Il reduce che soffre della PTSD rappresenta non solo una vittima di quel che ha vissuto ma, anche, una sorta di “bomba sociale” perchè quando esplode si trasforma nella persona il cui addestramento si riversa nelle azioni violente che potrà porre in essere o in quelle condotte prive di un uquilibrio psicoemotivo non immediatamente riconoscibile in qualche diagnosi nota, per questo è considerato “non altrimenti classificabile”.
Vi è però una sostanziale differenza in quel che hanno vissuto tanto da renderli unici nella loro tacita sofferenza, costretti anche a camuffarla sia per quanto ho accennato all’inizio che per una loro incapacità di accettarsi come soggetti ora deboli, vulnerabili, sofferenti un disagio che non sanno immediatamente riconoscere perchè attiva inoltre dei meccanismi difensivi inconsci.
La PTSD nei reduci rappresenterà un problema sociale in un prossimo futuro più di quanto i suoi segnali siano già evidenti nella attuale società, proprio per aver vissuto un conflitto a fuoco in un teatro di guerra, convissuto con la morte quotidianamente in un contesto di ipervigilanza continua, gestito l’emozione della paura anche contro la stessa psicologia del militare che nega ogni sconfinamento oltre la sua immagine operativa, altrimenti scade il guerriero nel quale si deve inevitabilmente identificare se desidera sopravvivere.
Tornare a casa per ritrovare la semplicità della vita ordinaria, senza più lo stimolo dell’adrenalina, del coraggio da conquistare contro la paura, dell’ardimento identificativo, costringe molti a rifugiarsi in un settore tipico dei veterani, ora associativo ora invece a rischio, laddove il vincolo con l’immagine in uniforme o nei fregi supera il solo attaccamento al reparto ed alla fratellanza di chi vive delle esperienze simili.

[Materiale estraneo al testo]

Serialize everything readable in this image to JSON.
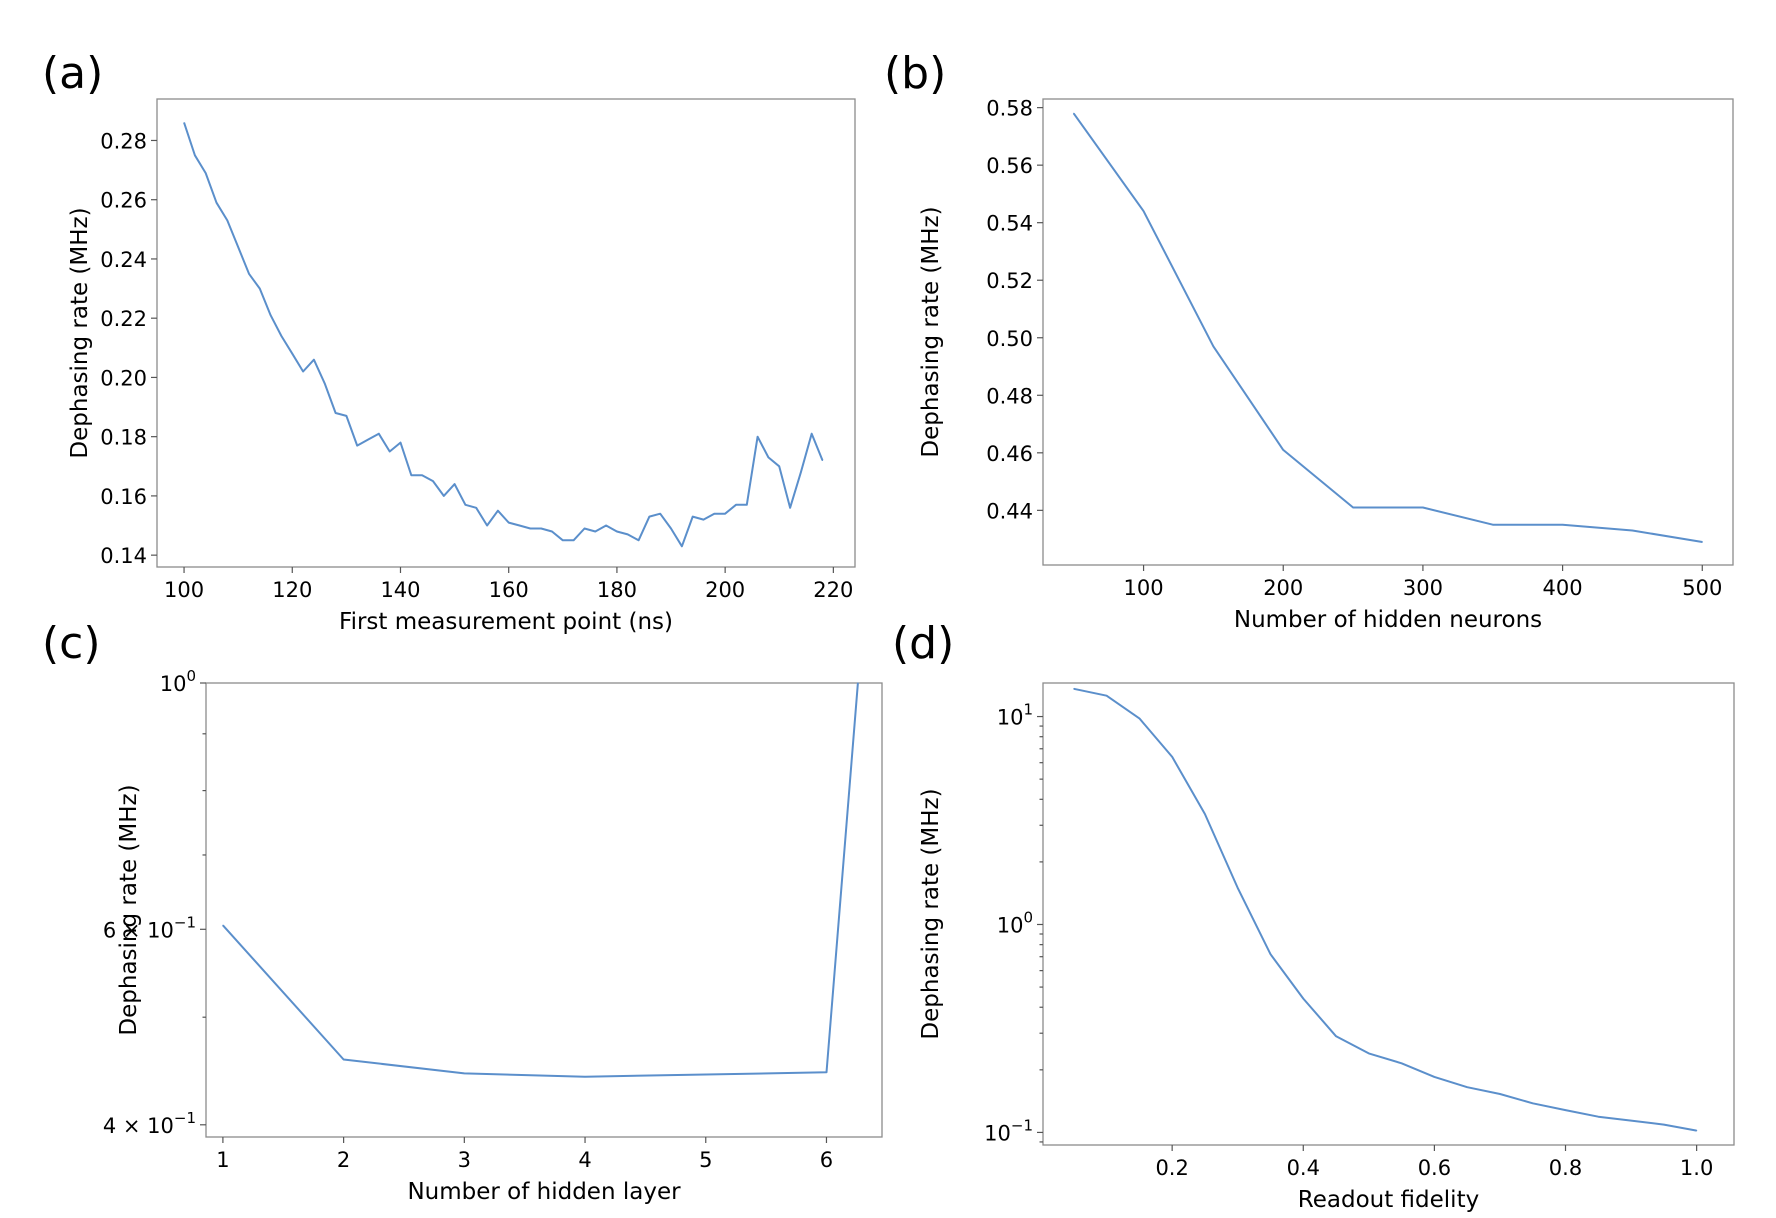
{
  "chart_data": [
    {
      "id": "a",
      "type": "line",
      "panel_label": "(a)",
      "xlabel": "First measurement point (ns)",
      "ylabel": "Dephasing rate (MHz)",
      "yscale": "linear",
      "xlim": [
        95,
        224
      ],
      "ylim": [
        0.136,
        0.294
      ],
      "xticks": [
        100,
        120,
        140,
        160,
        180,
        200,
        220
      ],
      "xtick_labels": [
        "100",
        "120",
        "140",
        "160",
        "180",
        "200",
        "220"
      ],
      "yticks": [
        0.14,
        0.16,
        0.18,
        0.2,
        0.22,
        0.24,
        0.26,
        0.28
      ],
      "ytick_labels": [
        "0.14",
        "0.16",
        "0.18",
        "0.20",
        "0.22",
        "0.24",
        "0.26",
        "0.28"
      ],
      "series": [
        {
          "name": "dephasing",
          "color": "#5b8fcb",
          "x": [
            100,
            102,
            104,
            106,
            108,
            110,
            112,
            114,
            116,
            118,
            120,
            122,
            124,
            126,
            128,
            130,
            132,
            134,
            136,
            138,
            140,
            142,
            144,
            146,
            148,
            150,
            152,
            154,
            156,
            158,
            160,
            162,
            164,
            166,
            168,
            170,
            172,
            174,
            176,
            178,
            180,
            182,
            184,
            186,
            188,
            190,
            192,
            194,
            196,
            198,
            200,
            202,
            204,
            206,
            208,
            210,
            212,
            214,
            216,
            218
          ],
          "y": [
            0.286,
            0.275,
            0.269,
            0.259,
            0.253,
            0.244,
            0.235,
            0.23,
            0.221,
            0.214,
            0.208,
            0.202,
            0.206,
            0.198,
            0.188,
            0.187,
            0.177,
            0.179,
            0.181,
            0.175,
            0.178,
            0.167,
            0.167,
            0.165,
            0.16,
            0.164,
            0.157,
            0.156,
            0.15,
            0.155,
            0.151,
            0.15,
            0.149,
            0.149,
            0.148,
            0.145,
            0.145,
            0.149,
            0.148,
            0.15,
            0.148,
            0.147,
            0.145,
            0.153,
            0.154,
            0.149,
            0.143,
            0.153,
            0.152,
            0.154,
            0.154,
            0.157,
            0.157,
            0.18,
            0.173,
            0.17,
            0.156,
            0.168,
            0.181,
            0.172
          ]
        }
      ]
    },
    {
      "id": "b",
      "type": "line",
      "panel_label": "(b)",
      "xlabel": "Number of hidden neurons",
      "ylabel": "Dephasing rate (MHz)",
      "yscale": "linear",
      "xlim": [
        28,
        522
      ],
      "ylim": [
        0.421,
        0.583
      ],
      "xticks": [
        100,
        200,
        300,
        400,
        500
      ],
      "xtick_labels": [
        "100",
        "200",
        "300",
        "400",
        "500"
      ],
      "yticks": [
        0.44,
        0.46,
        0.48,
        0.5,
        0.52,
        0.54,
        0.56,
        0.58
      ],
      "ytick_labels": [
        "0.44",
        "0.46",
        "0.48",
        "0.50",
        "0.52",
        "0.54",
        "0.56",
        "0.58"
      ],
      "series": [
        {
          "name": "dephasing",
          "color": "#5b8fcb",
          "x": [
            50,
            100,
            150,
            200,
            250,
            300,
            350,
            400,
            450,
            500
          ],
          "y": [
            0.578,
            0.544,
            0.497,
            0.461,
            0.441,
            0.441,
            0.435,
            0.435,
            0.433,
            0.429
          ]
        }
      ]
    },
    {
      "id": "c",
      "type": "line",
      "panel_label": "(c)",
      "xlabel": "Number of hidden layer",
      "ylabel": "Dephasing rate (MHz)",
      "yscale": "log",
      "xlim": [
        0.86,
        6.46
      ],
      "ylim": [
        0.39,
        1.0
      ],
      "xticks": [
        1,
        2,
        3,
        4,
        5,
        6
      ],
      "xtick_labels": [
        "1",
        "2",
        "3",
        "4",
        "5",
        "6"
      ],
      "yticks": [
        0.4,
        0.6,
        1.0
      ],
      "ytick_labels": [
        {
          "mant": "4 × 10",
          "exp": "−1"
        },
        {
          "mant": "6 × 10",
          "exp": "−1"
        },
        {
          "mant": "10",
          "exp": "0"
        }
      ],
      "series": [
        {
          "name": "dephasing",
          "color": "#5b8fcb",
          "x": [
            1,
            2,
            3,
            4,
            5,
            6,
            6.26
          ],
          "y": [
            0.605,
            0.458,
            0.445,
            0.442,
            0.444,
            0.446,
            1.0
          ]
        }
      ]
    },
    {
      "id": "d",
      "type": "line",
      "panel_label": "(d)",
      "xlabel": "Readout fidelity",
      "ylabel": "Dephasing rate (MHz)",
      "yscale": "log",
      "xlim": [
        0.003,
        1.057
      ],
      "ylim": [
        0.087,
        14.5
      ],
      "xticks": [
        0.2,
        0.4,
        0.6,
        0.8,
        1.0
      ],
      "xtick_labels": [
        "0.2",
        "0.4",
        "0.6",
        "0.8",
        "1.0"
      ],
      "yticks": [
        0.1,
        1,
        10
      ],
      "ytick_labels": [
        {
          "mant": "10",
          "exp": "−1"
        },
        {
          "mant": "10",
          "exp": "0"
        },
        {
          "mant": "10",
          "exp": "1"
        }
      ],
      "series": [
        {
          "name": "dephasing",
          "color": "#5b8fcb",
          "x": [
            0.05,
            0.1,
            0.15,
            0.2,
            0.25,
            0.3,
            0.35,
            0.4,
            0.45,
            0.5,
            0.55,
            0.6,
            0.65,
            0.7,
            0.75,
            0.8,
            0.85,
            0.9,
            0.95,
            1.0
          ],
          "y": [
            13.6,
            12.6,
            9.8,
            6.4,
            3.4,
            1.5,
            0.72,
            0.44,
            0.29,
            0.24,
            0.215,
            0.185,
            0.165,
            0.153,
            0.138,
            0.128,
            0.119,
            0.114,
            0.109,
            0.102
          ]
        }
      ]
    }
  ]
}
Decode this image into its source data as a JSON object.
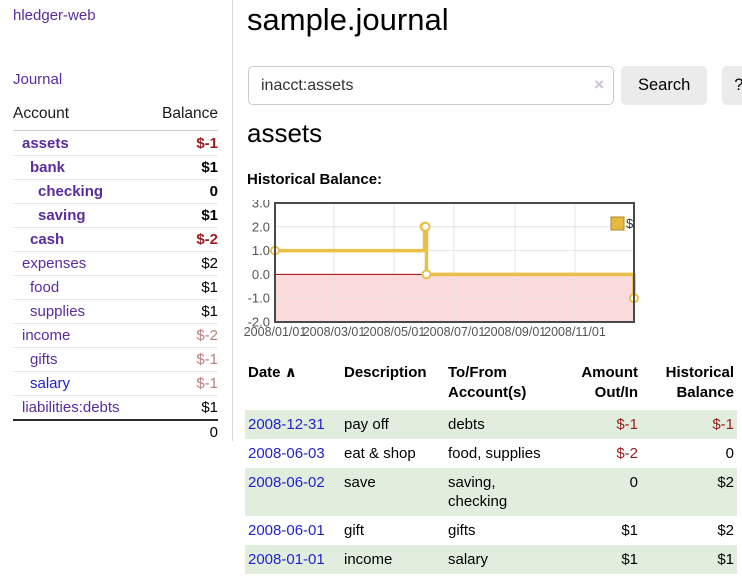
{
  "app": {
    "title": "hledger-web",
    "nav_journal": "Journal"
  },
  "sidebar": {
    "header": {
      "account": "Account",
      "balance": "Balance"
    },
    "accounts": [
      {
        "name": "assets",
        "balance": "$-1",
        "depth": 1,
        "bold": true,
        "neg": "neg-strong",
        "link": "purple"
      },
      {
        "name": "bank",
        "balance": "$1",
        "depth": 2,
        "bold": true,
        "neg": "",
        "link": "purple"
      },
      {
        "name": "checking",
        "balance": "0",
        "depth": 3,
        "bold": true,
        "neg": "",
        "link": "purple"
      },
      {
        "name": "saving",
        "balance": "$1",
        "depth": 3,
        "bold": true,
        "neg": "",
        "link": "purple"
      },
      {
        "name": "cash",
        "balance": "$-2",
        "depth": 2,
        "bold": true,
        "neg": "neg-strong",
        "link": "purple"
      },
      {
        "name": "expenses",
        "balance": "$2",
        "depth": 1,
        "bold": false,
        "neg": "",
        "link": "purple"
      },
      {
        "name": "food",
        "balance": "$1",
        "depth": 2,
        "bold": false,
        "neg": "",
        "link": "purple"
      },
      {
        "name": "supplies",
        "balance": "$1",
        "depth": 2,
        "bold": false,
        "neg": "",
        "link": "purple"
      },
      {
        "name": "income",
        "balance": "$-2",
        "depth": 1,
        "bold": false,
        "neg": "neg-soft",
        "link": "purple"
      },
      {
        "name": "gifts",
        "balance": "$-1",
        "depth": 2,
        "bold": false,
        "neg": "neg-soft",
        "link": "purple"
      },
      {
        "name": "salary",
        "balance": "$-1",
        "depth": 2,
        "bold": false,
        "neg": "neg-soft",
        "link": "blue"
      },
      {
        "name": "liabilities:debts",
        "balance": "$1",
        "depth": 1,
        "bold": false,
        "neg": "",
        "link": "purple"
      }
    ],
    "total": "0"
  },
  "header": {
    "title": "sample.journal"
  },
  "search": {
    "value": "inacct:assets",
    "clear_icon": "×",
    "button_label": "Search",
    "help_label": "?"
  },
  "account_page": {
    "title": "assets",
    "chart_label": "Historical Balance:"
  },
  "chart_data": {
    "type": "line",
    "step": true,
    "title": "Historical Balance",
    "series": [
      {
        "name": "$",
        "color": "#e8c04a",
        "points": [
          [
            "2008-01-01",
            1
          ],
          [
            "2008-06-01",
            2
          ],
          [
            "2008-06-02",
            2
          ],
          [
            "2008-06-03",
            0
          ],
          [
            "2008-12-31",
            -1
          ]
        ]
      }
    ],
    "xlim": [
      "2008-01-01",
      "2008-12-31"
    ],
    "ylim": [
      -2,
      3
    ],
    "yticks": [
      3,
      2,
      1,
      0,
      -1,
      -2
    ],
    "ytick_labels": [
      "3.0",
      "2.0",
      "1.0",
      "0.0",
      "-1.0",
      "-2.0"
    ],
    "xticks": [
      "2008-01-01",
      "2008-03-01",
      "2008-05-01",
      "2008-07-01",
      "2008-09-01",
      "2008-11-01"
    ],
    "xtick_labels": [
      "2008/01/01",
      "2008/03/01",
      "2008/05/01",
      "2008/07/01",
      "2008/09/01",
      "2008/11/01"
    ],
    "grid": true,
    "legend_position": "top-right",
    "legend_swatch_fill": "#e4ba41",
    "legend_swatch_border": "#a8892c",
    "negative_region_color": "#fadadb",
    "zero_line_color": "#a40000"
  },
  "register": {
    "columns": [
      "Date",
      "Description",
      "To/From Account(s)",
      "Amount Out/In",
      "Historical Balance"
    ],
    "sort_indicator": "∧",
    "rows": [
      {
        "date": "2008-12-31",
        "description": "pay off",
        "accounts": "debts",
        "amount": "$-1",
        "balance": "$-1",
        "amount_neg": true,
        "balance_neg": true
      },
      {
        "date": "2008-06-03",
        "description": "eat & shop",
        "accounts": "food, supplies",
        "amount": "$-2",
        "balance": "0",
        "amount_neg": true,
        "balance_neg": false
      },
      {
        "date": "2008-06-02",
        "description": "save",
        "accounts": "saving, checking",
        "amount": "0",
        "balance": "$2",
        "amount_neg": false,
        "balance_neg": false
      },
      {
        "date": "2008-06-01",
        "description": "gift",
        "accounts": "gifts",
        "amount": "$1",
        "balance": "$2",
        "amount_neg": false,
        "balance_neg": false
      },
      {
        "date": "2008-01-01",
        "description": "income",
        "accounts": "salary",
        "amount": "$1",
        "balance": "$1",
        "amount_neg": false,
        "balance_neg": false
      }
    ]
  }
}
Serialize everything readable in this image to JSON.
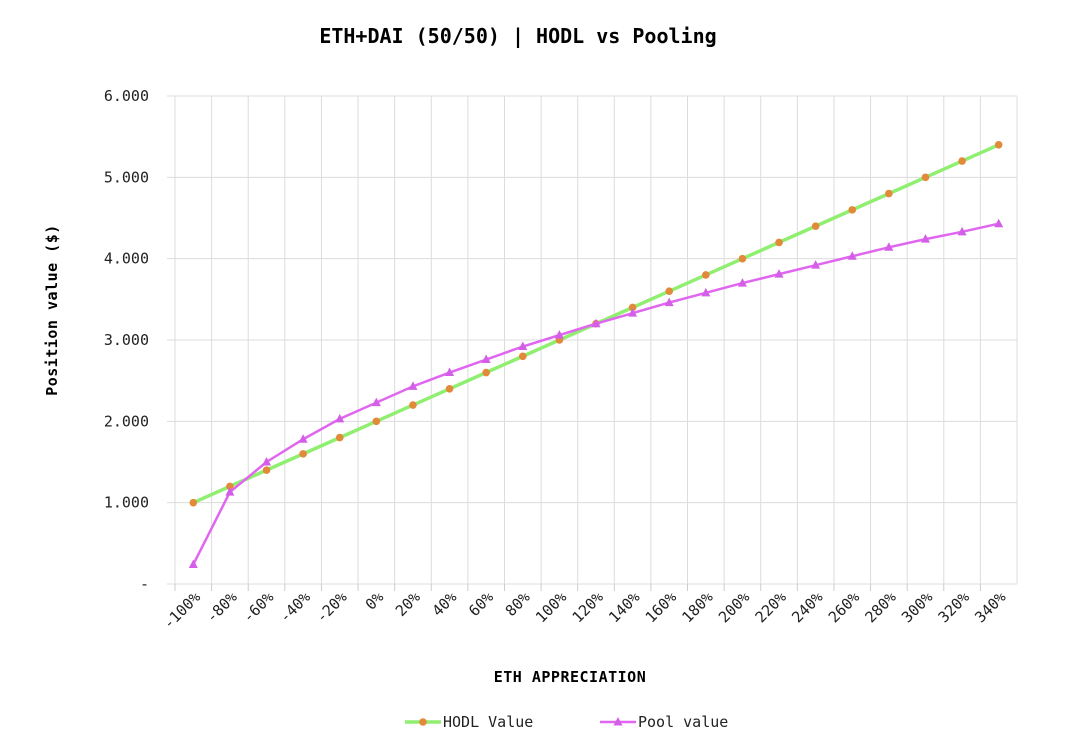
{
  "chart_data": {
    "type": "line",
    "title": "ETH+DAI (50/50) | HODL vs Pooling",
    "xlabel": "ETH APPRECIATION",
    "ylabel": "Position value ($)",
    "categories": [
      "-100%",
      "-80%",
      "-60%",
      "-40%",
      "-20%",
      "0%",
      "20%",
      "40%",
      "60%",
      "80%",
      "100%",
      "120%",
      "140%",
      "160%",
      "180%",
      "200%",
      "220%",
      "240%",
      "260%",
      "280%",
      "300%",
      "320%",
      "340%"
    ],
    "ylim": [
      0,
      6
    ],
    "yticks": [
      {
        "value": 0,
        "label": "-"
      },
      {
        "value": 1,
        "label": "1.000"
      },
      {
        "value": 2,
        "label": "2.000"
      },
      {
        "value": 3,
        "label": "3.000"
      },
      {
        "value": 4,
        "label": "4.000"
      },
      {
        "value": 5,
        "label": "5.000"
      },
      {
        "value": 6,
        "label": "6.000"
      }
    ],
    "grid": true,
    "legend_position": "bottom",
    "series": [
      {
        "name": "HODL Value",
        "color": "#90ee70",
        "marker_color": "#e08a3a",
        "marker": "circle",
        "values": [
          1.0,
          1.2,
          1.4,
          1.6,
          1.8,
          2.0,
          2.2,
          2.4,
          2.6,
          2.8,
          3.0,
          3.2,
          3.4,
          3.6,
          3.8,
          4.0,
          4.2,
          4.4,
          4.6,
          4.8,
          5.0,
          5.2,
          5.4
        ]
      },
      {
        "name": "Pool value",
        "color": "#e066f0",
        "marker_color": "#d55ee8",
        "marker": "triangle",
        "values": [
          0.24,
          1.13,
          1.5,
          1.78,
          2.03,
          2.23,
          2.43,
          2.6,
          2.76,
          2.92,
          3.06,
          3.2,
          3.33,
          3.46,
          3.58,
          3.7,
          3.81,
          3.92,
          4.03,
          4.14,
          4.24,
          4.33,
          4.43
        ]
      }
    ]
  }
}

La frustrazione vissuta indirizza verso ogni canale compensatorio delle cattive emozioni, della difficoltà di pensare, della impossibilità a fare la cosa giusta alimentando in questo modo il vortice della frustrazione stessa fino alla sua implosione, o alla sua esplosione.
L’ascolto pedagogico dei disagi dei reduci e dei veterani inizia con l’assenza di qualsiasi elemento giudicante la persona, concentrandosi invece su quello che la persona ha vissuto e, che, ha assunto in essa una forma intrusiva non più tollerabile.
Il reduce si sente incompreso da parte anche del proprio partner molte volte, contro il quale sfoga il primo stadio del suo disagio, innescando così il terribile meccanismo del silenzio camuffato da una apparente serietà, quando in realtà è solo un silente dolore.
La più elevata forma di coraggio è quella di sapere quando chiedere aiuto, consapevole il reduce che proprio per la capacità bellica che rappresenta, rischia di fare dei seri danni, quando il suo dolore esplode.